Liputan6.com, Jakarta Impor Indonesia meningkat sepanjang Mei tahun ini jika dibandingkan April 2018. Kenaikan impor menyebabkan neraca perdagangan Indonesia pada Mei 2018 defisit sebesar US$ 1,52 miliar.
Kepala Badan Pusat Statistik (BPS) Suhariyanto mengatakan, kenaikan impor terjadi untuk semua jenis barang, baik barang konsumsi, barang modal maupun bahan baku.
Baca Juga
"Jadi peningkatan konsumsi ini memang biasanya terjadi ketika kita memasuki Ramadan dan Lebaran. Untuk (impor) bahan baku kita harapkan dapat menggerakkan industri dalam negeri, barang modal kita harapkan mampu menggerakkan investasi," ujar dia di Kantor BPS, Jakarta, Senin (25/6/2018).
Advertisement
Berdasarkan data BPS, impor barang konsumsi pada Mei 2018, terdiri dari berbagai jenis beras dan gabah sebesar US$ 143,1 juta atau naik 140,9 persen dibandingkan April 2018. Lalu bom, geranat, terpedo dan sejenisnya ‎sebesar US$ 21,6 juta atau naik 208,57 persen. Selain itu, anggur segar sebesar US$ 34 juta atau naik 55,96 persen.

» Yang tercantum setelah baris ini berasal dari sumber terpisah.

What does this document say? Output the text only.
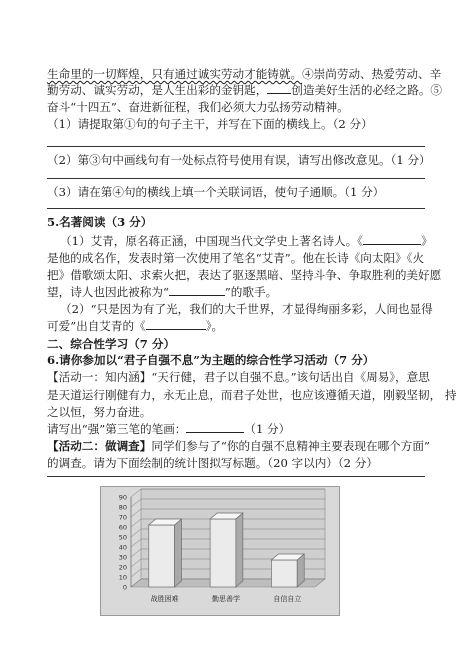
生命里的一切辉煌，只有通过诚实劳动才能铸就。④崇尚劳动、热爱劳动、辛
勤劳动、诚实劳动，是人生出彩的金钥匙， 创造美好生活的必经之路。⑤
奋斗“十四五”、奋进新征程，我们必须大力弘扬劳动精神。
（1）请提取第①句的句子主干，并写在下面的横线上。（2 分）
（2）第③句中画线句有一处标点符号使用有误，请写出修改意见。（1 分）
（3）请在第④句的横线上填一个关联词语，使句子通顺。（1 分）
5.名著阅读（3 分）
（1）艾青，原名蒋正涵，中国现当代文学史上著名诗人。《	》
是他的成名作，发表时第一次使用了笔名“艾青”。他在长诗《向太阳》《火
把》借歌颂太阳、求索火把，表达了驱逐黑暗、坚持斗争、争取胜利的美好愿
望，诗人也因此被称为“	”的歌手。
（2）“只是因为有了光，我们的大千世界，才显得绚丽多彩，人间也显得
可爱”出自艾青的《	》。
二、综合性学习（7 分）
6.请你参加以“君子自强不息”为主题的综合性学习活动（7 分）
【活动一：知内涵】“天行健，君子以自强不息。”该句话出自《周易》，意思
是天道运行刚健有力，永无止息，而君子处世，也应该遵循天道，刚毅坚韧， 持
之以恒，努力奋进。
请写出“强”第三笔的笔画：	（1 分）
【活动二：做调查】同学们参与了“你的自强不息精神主要表现在哪个方面”
的调查。请为下面绘制的统计图拟写标题。（20 字以内）（2 分）
0
10
20
30
40
50
60
70
80
90
战胜困难	勤思善学	自信自立
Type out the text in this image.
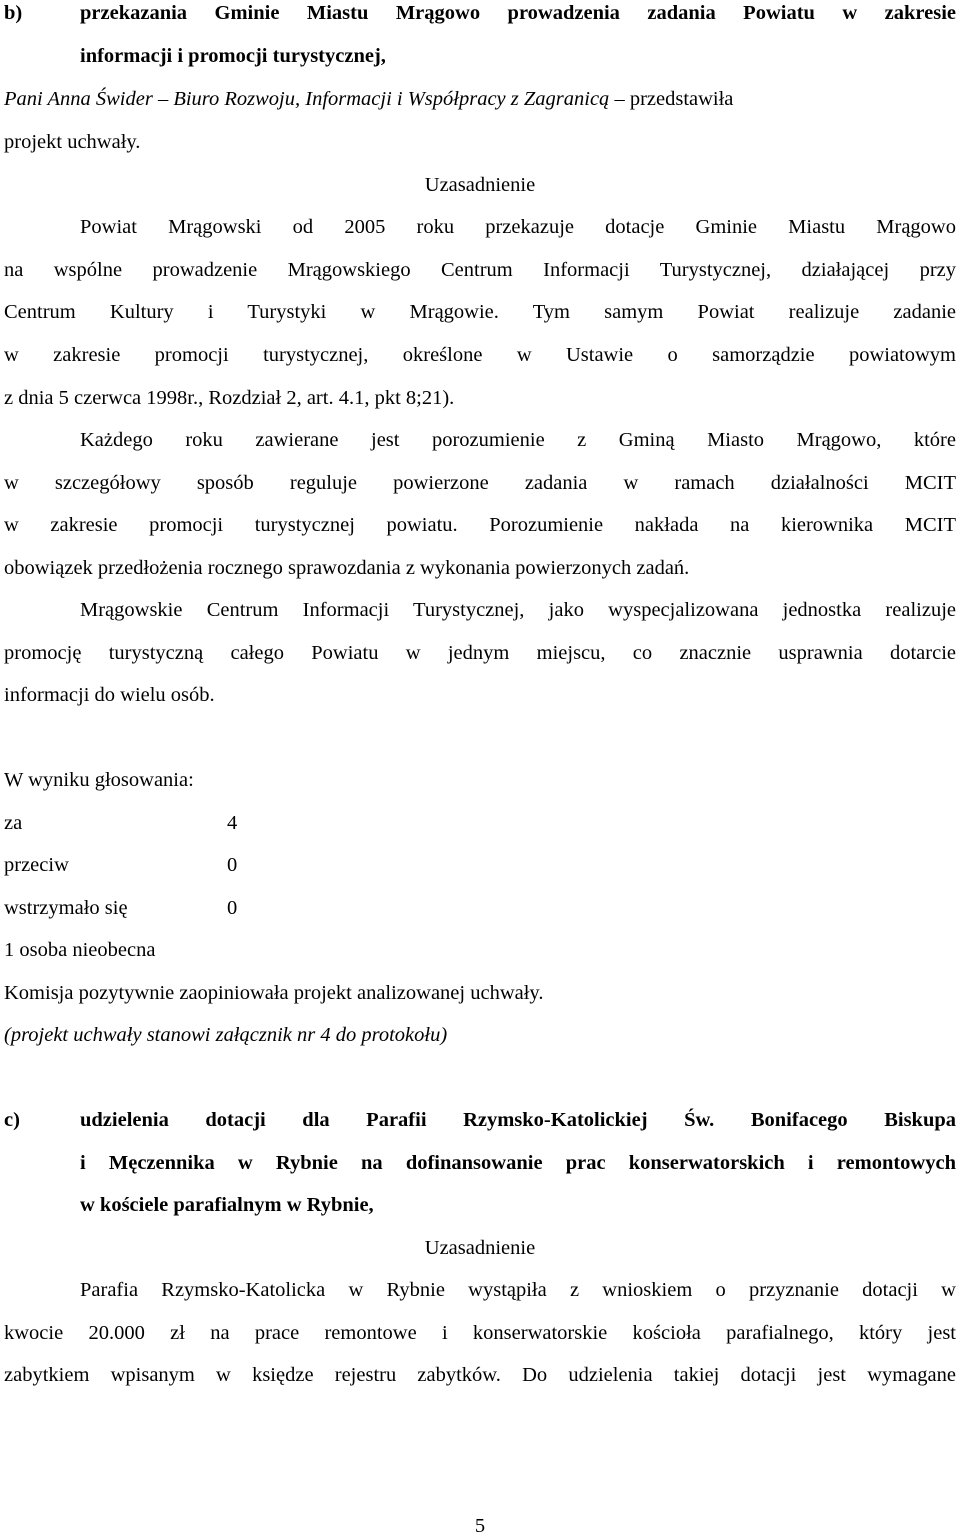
b)	przekazania Gminie Miastu Mrągowo prowadzenia zadania Powiatu w zakresie
informacji i promocji turystycznej,
Pani Anna Świder – Biuro Rozwoju, Informacji i Współpracy z Zagranicą – przedstawiła
projekt uchwały.
Uzasadnienie
Powiat Mrągowski od 2005 roku przekazuje dotacje Gminie Miastu Mrągowo
na wspólne prowadzenie Mrągowskiego Centrum Informacji Turystycznej, działającej przy
Centrum Kultury i Turystyki w Mrągowie. Tym samym Powiat realizuje zadanie
w zakresie promocji turystycznej, określone w Ustawie o samorządzie powiatowym
z dnia 5 czerwca 1998r., Rozdział 2, art. 4.1, pkt 8;21).
Każdego roku zawierane jest porozumienie z Gminą Miasto Mrągowo, które
w szczegółowy sposób reguluje powierzone zadania w ramach działalności MCIT
w zakresie promocji turystycznej powiatu. Porozumienie nakłada na kierownika MCIT
obowiązek przedłożenia rocznego sprawozdania z wykonania powierzonych zadań.
Mrągowskie Centrum Informacji Turystycznej, jako wyspecjalizowana jednostka realizuje
promocję turystyczną całego Powiatu w jednym miejscu, co znacznie usprawnia dotarcie
informacji do wielu osób.
W wyniku głosowania:
za	4
przeciw	0
wstrzymało się	0
1 osoba nieobecna
Komisja pozytywnie zaopiniowała projekt analizowanej uchwały.
(projekt uchwały stanowi załącznik nr 4 do protokołu)
c)	udzielenia dotacji dla Parafii Rzymsko-Katolickiej Św. Bonifacego Biskupa
i Męczennika w Rybnie na dofinansowanie prac konserwatorskich i remontowych
w kościele parafialnym w Rybnie,
Uzasadnienie
Parafia Rzymsko-Katolicka w Rybnie wystąpiła z wnioskiem o przyznanie dotacji w
kwocie 20.000 zł na prace remontowe i konserwatorskie kościoła parafialnego, który jest
zabytkiem wpisanym w księdze rejestru zabytków. Do udzielenia takiej dotacji jest wymagane
5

Untuk bahan baku, gula mentah (raw sugar) sebesar US$ 240,5 juta‎ atau naik 67,83 persen, emas gumpalan dan batangan sebesar US$ 226,6 juta atau naik 44,98 persen dan batu bara sebesar US$ 84,4 juta atau naik 195,1 persen.
Sementara untuk barang modal, mesin pembuat kertas sebesar US$ 140,8 juta atau naik 11.633 persen, laptop beserta notebook sebesar US$ 100,1 juta atau naik 94,37 persen dan komponen alat telekomunikasi sebesar US$ 31,1 juta atau naik 10.266 persen.
Neraca Perdagangan RI Defisit US$ 1,52 Miliar di Mei 2018
Badan Pusat Statistik (BPS) mencatat neraca perdagangan Indonesia Mei 2018 mengalami defisit sebesar US$ 1,52 miliar. Pada bulan tersebut, ekspor Indonesia tercatat sebesar US$ 16,12 miliar, sedangkan impornya mencapai US$ 17,64 miliar.
‎Kepala BPS, Suhariyanto menjelaskan, sebenarnya ekspor pada Mei mengalami pertumbuhan cukup baik, yaitu sebesar 10,9 persen dibandingkan April 2018. Namun, nilai impor juga tumbuh cukup besar, yaitu 9,17 persen dibandingkan bulan sebelumnya.
"Pada Mei kita masih mengalami defisit US$ 1,52 miliar.‎ Pertumbuhan ekspor bagus tapi pertumbuhan impor jauh lebih tinggi, itu yang menyebabkan defisit. Ini dipengaruhi kenaikan harga minyak cukup besar. Kita berharap bulan depan bisa suplus,"‎ ujar dia di Kantor BPS, Jakarta, Senin (25/6/2018).
Dia menjelaskan, selama April-Mei 2018 pergerakan komoditas di pasar internasional masih mengalami ketidakpastian pasti. Ada komoditas yang mengalami kenaikan, tapi ada juga yang mengalami penurunan harga.
‎"Yang mengalami kenaikan antara lain batubara nikel, aluminium dan copper‎. Ada beberapa komoditas nonmigas yang mengalami penurunan harga seperti minyak kernel, emas, timah,"
Sebagai contoh, lanjut Suhariyanto, menurut catatan BPS ‎harga minyak mentah mengalami kenaikan dari bulan ke bulan. Jika pada April 2017, sebesar USD 67,43 per barel, sementara pada Mei naik menjadi USD 72,46 per barel.
‎"‎Dengan perkembangan harga sepanjang April-Mei berpengaruh pada ekspor-impor Indonesia," tandas dia.